Causal Connections: Leveraging Multilingual Fine-Tuning for Financial QA@FinCausal 2026

因果关联：利用多语言微调进行金融问答 @ FinCausal 2026

Abstract: This paper describes team HSA_CORAL’s submission to the FinCausal 2026 shared task on extracting cause-effect relations from financial narratives via extractive question answering in English and Spanish.

摘要： 本文介绍了 HSA_CORAL 团队在 FinCausal 2026 共享任务中的参赛方案，该任务旨在通过英语和西班牙语的抽取式问答，从金融叙述中提取因果关系。

We compare three modeling families: (i) encoder-only token tagging with multilingual BERT, (ii) encoder-decoder generation with multilingual BART, and (iii) decoder-only LLMs (Llama 3.1 and GPT variants) using prompt refinement, few-shot demonstrations, and supervised fine-tuning.

我们比较了三个模型系列：(i) 使用多语言 BERT 的仅编码器（encoder-only）标记模型；(ii) 使用多语言 BART 的编码器-解码器（encoder-decoder）生成模型；以及 (iii) 使用提示词优化、少样本演示和监督微调的仅解码器（decoder-only）大语言模型（Llama 3.1 和 GPT 变体）。

Across settings, prompting and few-shot examples yield competitive performance, while supervised fine-tuning provides the largest gains.

在各种设置下，提示词工程和少样本示例均能产生具有竞争力的表现，而监督微调则带来了最大的性能提升。

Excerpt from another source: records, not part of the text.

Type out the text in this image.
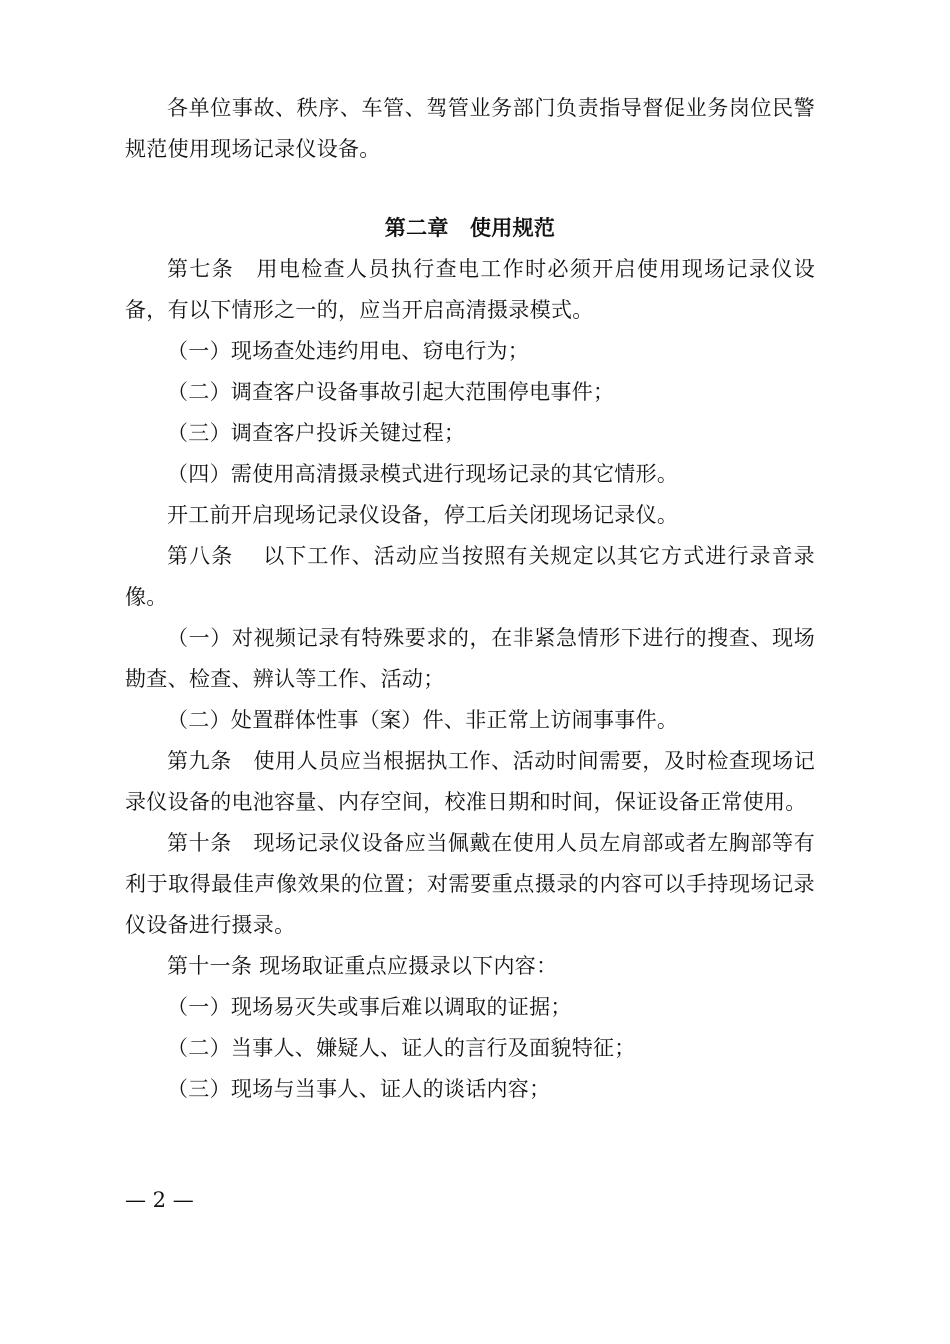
各单位事故、秩序、车管、驾管业务部门负责指导督促业务岗位民警规范使用现场记录仪设备。

第二章　使用规范

第七条　用电检查人员执行查电工作时必须开启使用现场记录仪设备，有以下情形之一的，应当开启高清摄录模式。

（一）现场查处违约用电、窃电行为；

（二）调查客户设备事故引起大范围停电事件；

（三）调查客户投诉关键过程；

（四）需使用高清摄录模式进行现场记录的其它情形。

开工前开启现场记录仪设备，停工后关闭现场记录仪。

第八条　 以下工作、活动应当按照有关规定以其它方式进行录音录像。

（一）对视频记录有特殊要求的，在非紧急情形下进行的搜查、现场勘查、检查、辨认等工作、活动；

（二）处置群体性事（案）件、非正常上访闹事事件。

第九条　使用人员应当根据执工作、活动时间需要，及时检查现场记录仪设备的电池容量、内存空间，校准日期和时间，保证设备正常使用。

第十条　现场记录仪设备应当佩戴在使用人员左肩部或者左胸部等有利于取得最佳声像效果的位置；对需要重点摄录的内容可以手持现场记录仪设备进行摄录。

第十一条 现场取证重点应摄录以下内容：

（一）现场易灭失或事后难以调取的证据；

（二）当事人、嫌疑人、证人的言行及面貌特征；

（三）现场与当事人、证人的谈话内容；

— 2 —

Our best system, GPT-4.1 Mini fine-tuned on combined English and Spanish training data, achieves a tied highest score on the English subtask (score 4.8140) and ranks third on Spanish (score 4.7753) under the shared task’s LLM-as-a-judge metric.

我们表现最好的系统是基于英语和西班牙语混合训练数据微调的 GPT-4.1 Mini，该系统在共享任务的“大模型作为裁判”（LLM-as-a-judge）指标下，在英语子任务中并列第一（得分 4.8140），在西班牙语子任务中排名第三（得分 4.7753）。

Overall, the results highlight the value of task-specific adaptation and multilingual fine-tuning for cross-lingual transfer in financial causality QA.

总体而言，研究结果突显了任务特定适配和多语言微调在金融因果问答跨语言迁移中的价值。